日本総合研究所に入社したのは、何もないところからシステムが連携、稼働することに興味を持ったからだ。とは言え、「プログラミングは嫌だ」ということから、入社後すぐにSAP BASIS・システム基盤のチームに配属され、以来、この道一筋だ。
入社から5年後には早くもシステム基盤やSAP BASISのリーダーとして多くのプロジェクトに参画してきた。
「このチームに配属され、新技術も積極的に触らせていただき、新技術が明るみになった時などは、非常にうれしく思います。システム基盤でもJavaの技術が必要になってきますが、たまにコードをかいたりすると楽しいですね。そこは成長したかも」

好きなことは、「数学の大学入試問題を解くことと、ランニング」。
今でもなお数学は大好きで、「悶々と悩みながらもスーッと解答に向かいパッと目の前が広がるときの爽快感がたまらない」。毎年、その年の大学入試の問題集は、ゴールデンウィーク前に出版されるのだという。「ゴールデンウィークに出かける予定がなければ、問題集を買い込んでひたすらに解いています。暗いですかね。私にしてみれば最高のリフレッシュ策なのですが」と笑う。

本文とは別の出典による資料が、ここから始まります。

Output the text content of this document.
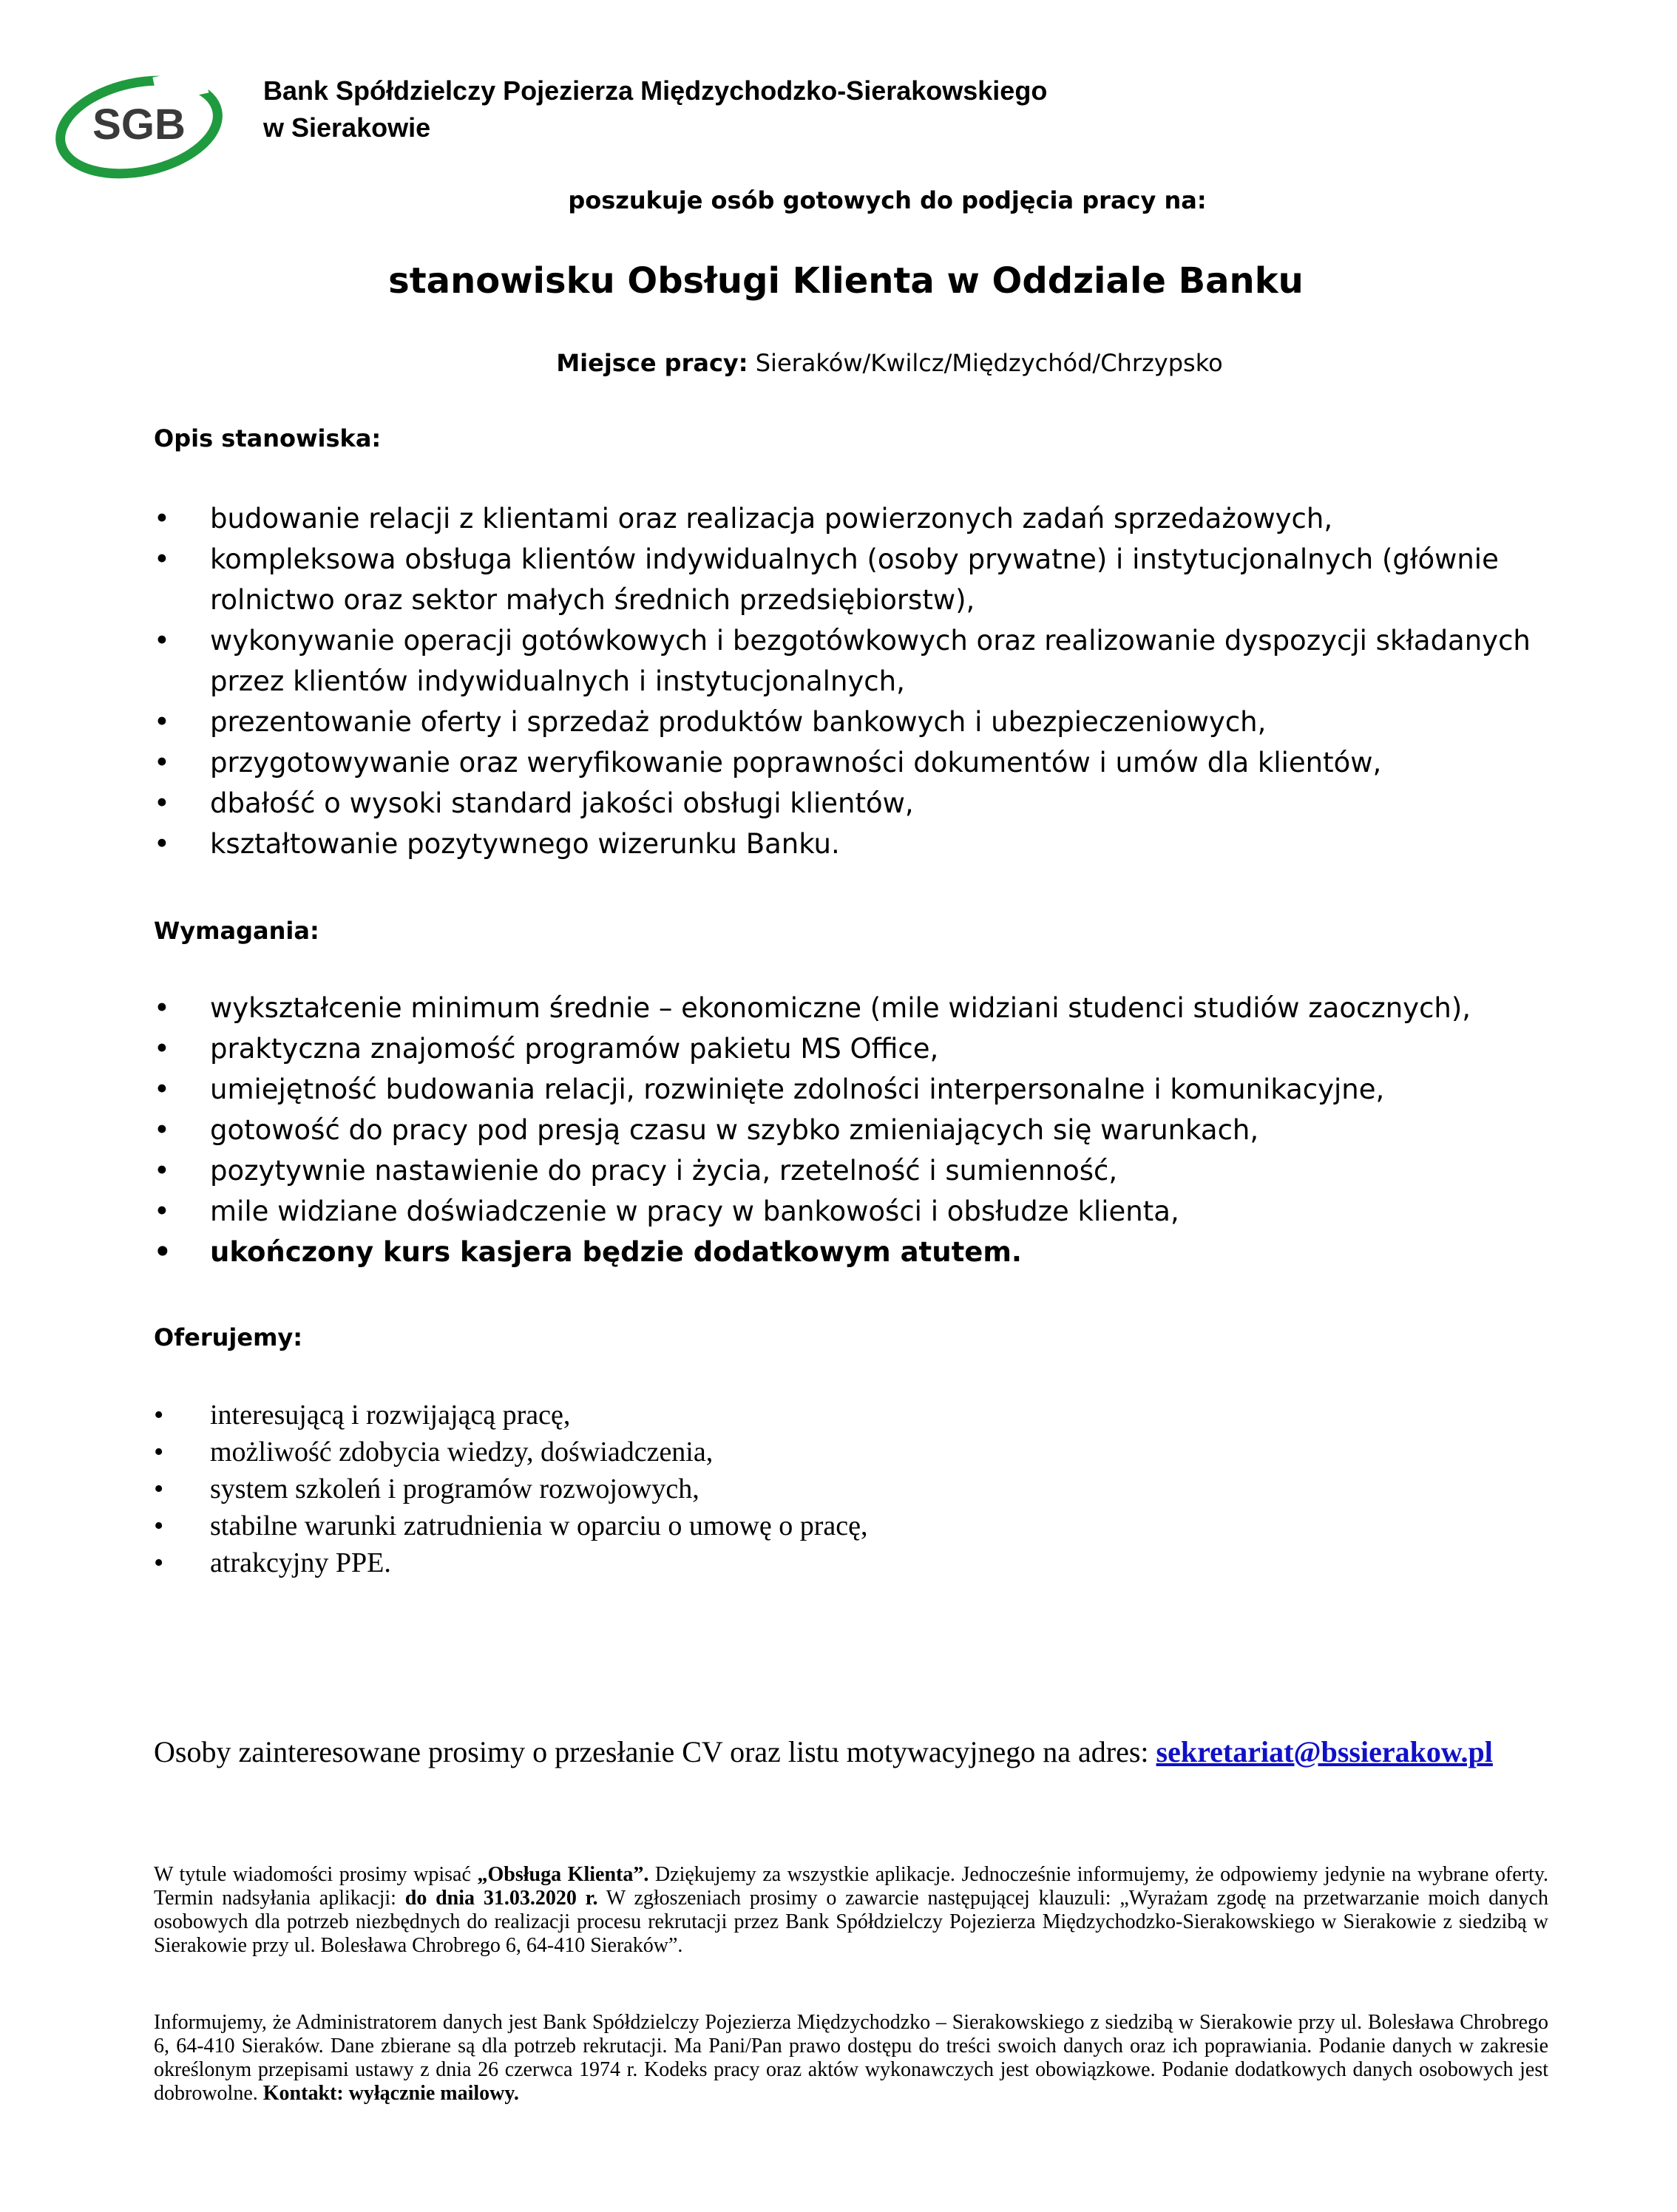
SGB
Bank Spółdzielczy Pojezierza Międzychodzko-Sierakowskiego
w Sierakowie
poszukuje osób gotowych do podjęcia pracy na:
stanowisku Obsługi Klienta w Oddziale Banku
Miejsce pracy: Sieraków/Kwilcz/Międzychód/Chrzypsko
Opis stanowiska:
• budowanie relacji z klientami oraz realizacja powierzonych zadań sprzedażowych,
• kompleksowa obsługa klientów indywidualnych (osoby prywatne) i instytucjonalnych (głównie rolnictwo oraz sektor małych średnich przedsiębiorstw),
• wykonywanie operacji gotówkowych i bezgotówkowych oraz realizowanie dyspozycji składanych przez klientów indywidualnych i instytucjonalnych,
• prezentowanie oferty i sprzedaż produktów bankowych i ubezpieczeniowych,
• przygotowywanie oraz weryfikowanie poprawności dokumentów i umów dla klientów,
• dbałość o wysoki standard jakości obsługi klientów,
• kształtowanie pozytywnego wizerunku Banku.
Wymagania:
• wykształcenie minimum średnie – ekonomiczne (mile widziani studenci studiów zaocznych),
• praktyczna znajomość programów pakietu MS Office,
• umiejętność budowania relacji, rozwinięte zdolności interpersonalne i komunikacyjne,
• gotowość do pracy pod presją czasu w szybko zmieniających się warunkach,
• pozytywnie nastawienie do pracy i życia, rzetelność i sumienność,
• mile widziane doświadczenie w pracy w bankowości i obsłudze klienta,
• ukończony kurs kasjera będzie dodatkowym atutem.
Oferujemy:
• interesującą i rozwijającą pracę,
• możliwość zdobycia wiedzy, doświadczenia,
• system szkoleń i programów rozwojowych,
• stabilne warunki zatrudnienia w oparciu o umowę o pracę,
• atrakcyjny PPE.
Osoby zainteresowane prosimy o przesłanie CV oraz listu motywacyjnego na adres: sekretariat@bssierakow.pl
W tytule wiadomości prosimy wpisać „Obsługa Klienta”. Dziękujemy za wszystkie aplikacje. Jednocześnie informujemy, że odpowiemy jedynie na wybrane oferty. Termin nadsyłania aplikacji: do dnia 31.03.2020 r. W zgłoszeniach prosimy o zawarcie następującej klauzuli: „Wyrażam zgodę na przetwarzanie moich danych osobowych dla potrzeb niezbędnych do realizacji procesu rekrutacji przez Bank Spółdzielczy Pojezierza Międzychodzko-Sierakowskiego w Sierakowie z siedzibą w Sierakowie przy ul. Bolesława Chrobrego 6, 64-410 Sieraków”.
Informujemy, że Administratorem danych jest Bank Spółdzielczy Pojezierza Międzychodzko – Sierakowskiego z siedzibą w Sierakowie przy ul. Bolesława Chrobrego 6, 64-410 Sieraków. Dane zbierane są dla potrzeb rekrutacji. Ma Pani/Pan prawo dostępu do treści swoich danych oraz ich poprawiania. Podanie danych w zakresie określonym przepisami ustawy z dnia 26 czerwca 1974 r. Kodeks pracy oraz aktów wykonawczych jest obowiązkowe. Podanie dodatkowych danych osobowych jest dobrowolne. Kontakt: wyłącznie mailowy.
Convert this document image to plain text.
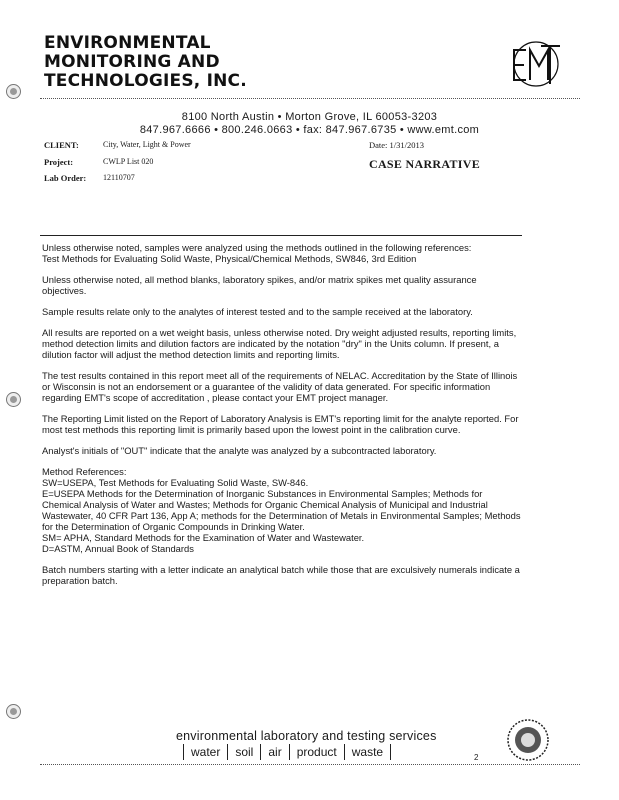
ENVIRONMENTAL
MONITORING AND
TECHNOLOGIES, INC.
8100 North Austin • Morton Grove, IL 60053-3203
847.967.6666 • 800.246.0663 • fax: 847.967.6735 • www.emt.com
CLIENT:	City, Water, Light & Power
Project:	CWLP List 020
Lab Order: 12110707
Date: 1/31/2013
CASE NARRATIVE

Unless otherwise noted, samples were analyzed using the methods outlined in the following references:

Test Methods for Evaluating Solid Waste, Physical/Chemical Methods, SW846, 3rd Edition

Unless otherwise noted, all method blanks, laboratory spikes, and/or matrix spikes met quality assurance objectives.

Sample results relate only to the analytes of interest tested and to the sample received at the laboratory.

All results are reported on a wet weight basis, unless otherwise noted. Dry weight adjusted results, reporting limits, method detection limits and dilution factors are indicated by the notation "dry" in the Units column. If present, a dilution factor will adjust the method detection limits and reporting limits.

The test results contained in this report meet all of the requirements of NELAC. Accreditation by the State of Illinois or Wisconsin is not an endorsement or a guarantee of the validity of data generated. For specific information regarding EMT's scope of accreditation , please contact your EMT project manager.

The Reporting Limit listed on the Report of Laboratory Analysis is EMT's reporting limit for the analyte reported. For most test methods this reporting limit is primarily based upon the lowest point in the calibration curve.

Analyst's initials of "OUT" indicate that the analyte was analyzed by a subcontracted laboratory.

Method References:

SW=USEPA, Test Methods for Evaluating Solid Waste, SW-846.

E=USEPA Methods for the Determination of Inorganic Substances in Environmental Samples; Methods for Chemical Analysis of Water and Wastes; Methods for Organic Chemical Analysis of Municipal and Industrial Wastewater, 40 CFR Part 136, App A; methods for the Determination of Metals in Environmental Samples; Methods for the Determination of Organic Compounds in Drinking Water.

SM= APHA, Standard Methods for the Examination of Water and Wastewater.

D=ASTM, Annual Book of Standards

Batch numbers starting with a letter indicate an analytical batch while those that are exculsively numerals indicate a preparation batch.

environmental laboratory and testing services
water soil air product waste	2
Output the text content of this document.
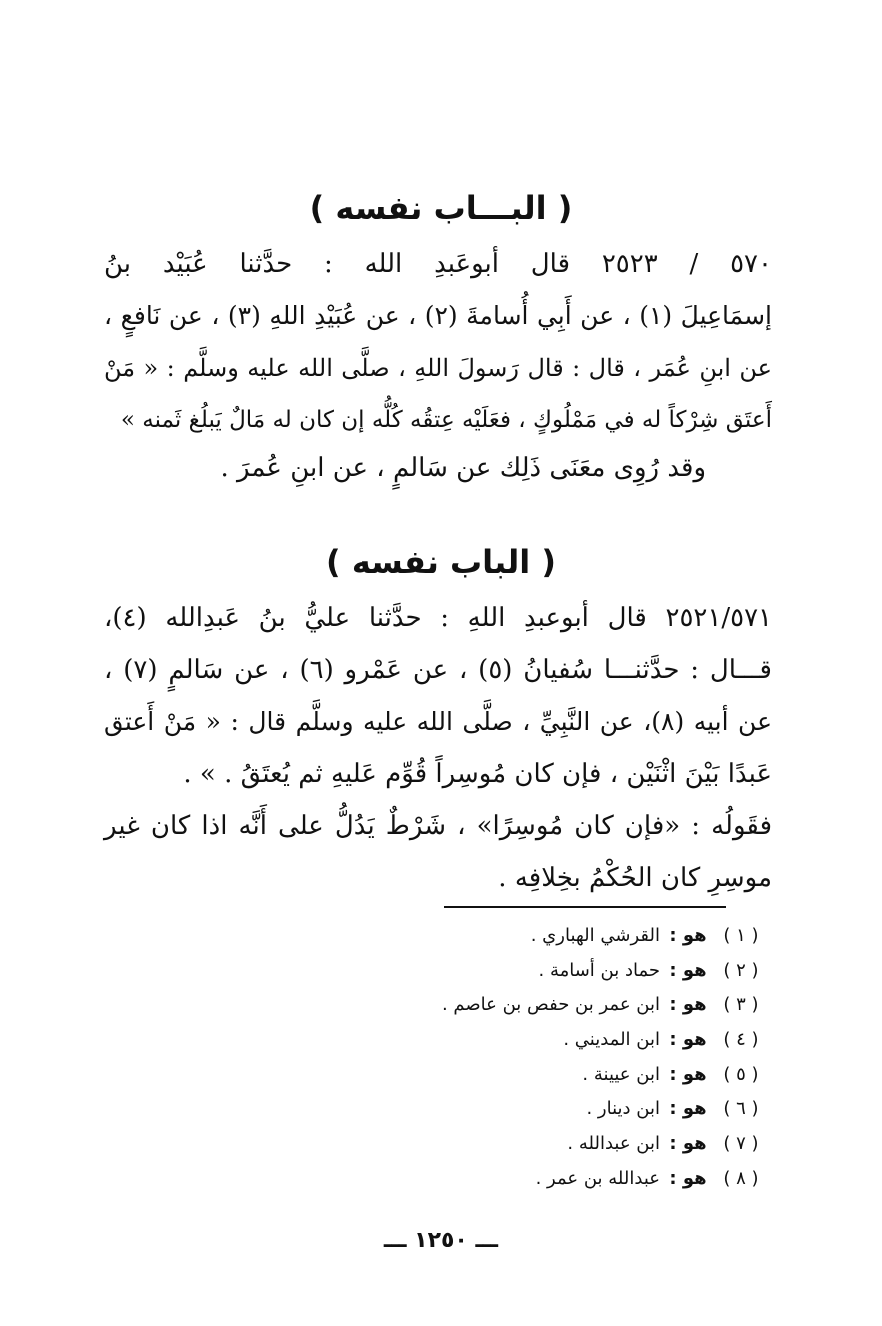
( البـــاب نفسه )
٥٧٠ / ٢٥٢٣ قال أبوعَبدِ الله : حدَّثنا عُبَيْد بنُ
إسمَاعِيلَ (١) ، عن أَبِي أُسامةَ (٢) ، عن عُبَيْدِ اللهِ (٣) ، عن نَافعٍ ،
عن ابنِ عُمَر ، قال : قال رَسولَ اللهِ ، صلَّى الله عليه وسلَّم : « مَنْ
أَعتَق شِرْكاً له في مَمْلُوكٍ ، فعَلَيْه عِتقُه كُلُّه إن كان له مَالٌ يَبلُغ ثَمنه »
وقد رُوِى معَنَى ذَلِك عن سَالمٍ ، عن ابنِ عُمرَ .
( الباب نفسه )
٢٥٢١/٥٧١ قال أبوعبدِ اللهِ : حدَّثنا عليُّ بنُ عَبدِالله (٤)،
قـــال : حدَّثنـــا سُفيانُ (٥) ، عن عَمْرو (٦) ، عن سَالمٍ (٧) ،
عن أبيه (٨)، عن النَّبِيِّ ، صلَّى الله عليه وسلَّم قال : « مَنْ أَعتق
عَبدًا بَيْنَ اثْنَيْن ، فإن كان مُوسِراً قُوِّم عَليهِ ثم يُعتَقُ . » .
فقَولُه : «فإن كان مُوسِرًا» ، شَرْطٌ يَدُلُّ على أَنَّه اذا كان غير
موسِرِ كان الحُكْمُ بخِلافِه .
( ١ )
هو :
القرشي الهباري .
( ٢ )
هو :
حماد بن أسامة .
( ٣ )
هو :
ابن عمر بن حفص بن عاصم .
( ٤ )
هو :
ابن المديني .
( ٥ )
هو :
ابن عيينة .
( ٦ )
هو :
ابن دينار .
( ٧ )
هو :
ابن عبدالله .
( ٨ )
هو :
عبدالله بن عمر .
ـــ ١٢٥٠ ـــ
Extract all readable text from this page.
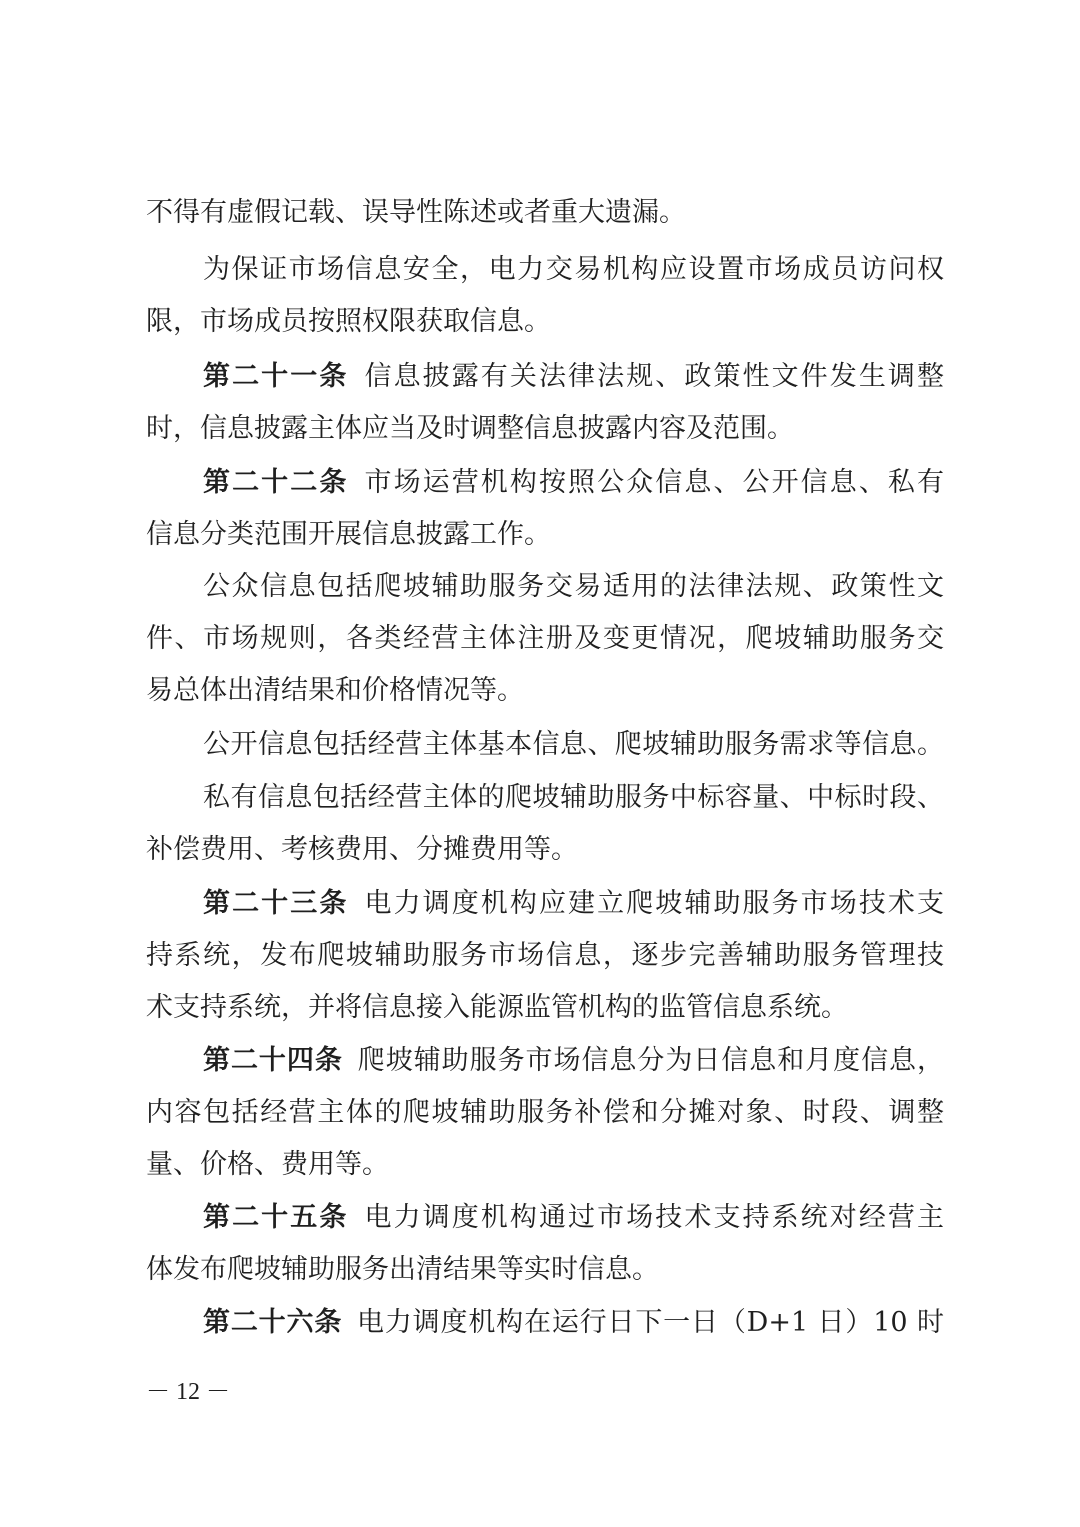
不得有虚假记载、误导性陈述或者重大遗漏。
为保证市场信息安全，电力交易机构应设置市场成员访问权
限，市场成员按照权限获取信息。
第二十一条 信息披露有关法律法规、政策性文件发生调整
时，信息披露主体应当及时调整信息披露内容及范围。
第二十二条 市场运营机构按照公众信息、公开信息、私有
信息分类范围开展信息披露工作。
公众信息包括爬坡辅助服务交易适用的法律法规、政策性文
件、市场规则，各类经营主体注册及变更情况，爬坡辅助服务交
易总体出清结果和价格情况等。
公开信息包括经营主体基本信息、爬坡辅助服务需求等信息。
私有信息包括经营主体的爬坡辅助服务中标容量、中标时段、
补偿费用、考核费用、分摊费用等。
第二十三条 电力调度机构应建立爬坡辅助服务市场技术支
持系统，发布爬坡辅助服务市场信息，逐步完善辅助服务管理技
术支持系统，并将信息接入能源监管机构的监管信息系统。
第二十四条 爬坡辅助服务市场信息分为日信息和月度信息，
内容包括经营主体的爬坡辅助服务补偿和分摊对象、时段、调整
量、价格、费用等。
第二十五条 电力调度机构通过市场技术支持系统对经营主
体发布爬坡辅助服务出清结果等实时信息。
第二十六条 电力调度机构在运行日下一日（D+1 日）10 时
－ 12 －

そしてもう一つ、欠かさないのがランニングだ。毎日走っている訳ではない。その代わり金曜日の夜は、飲み会があって多少酔っ払って帰っても必ず走る。「雨が降っていようが吹雪であろうが、金曜日の夜は必ず走ります。走ると嫌なことも忘れられて、何かに一つの区切りを付けているように思います」

「以前は、仕事中心の日々だったのでいまだに独り者。そろそろヤバいですね」。そんな働きづめの独り者の1年の納めは、「箱根大学駅伝コース1人挑戦」だ。
12月30日の深夜0時に大手町を出発。15時間をかけて100キロ先の芦ノ湖をめざす。到着すると日帰り入浴の施設で温泉につかり仮眠。31日午前0時には芦ノ湖を出発して自宅をめざす。
「自宅には紅白(歌合戦)に間に合うように戻ります。人に抜かれるのが嫌なので、マラソンレースには参加しません。たった一人で、自分のペースでぷらぷらと走る。これが最高の幸せなのです」
腰にバッグを付けて小田原の山を12月30日のお昼頃に黙々と駆け登り、31日未明に駆け下りる男を見かけたら、それは板東かもしれない。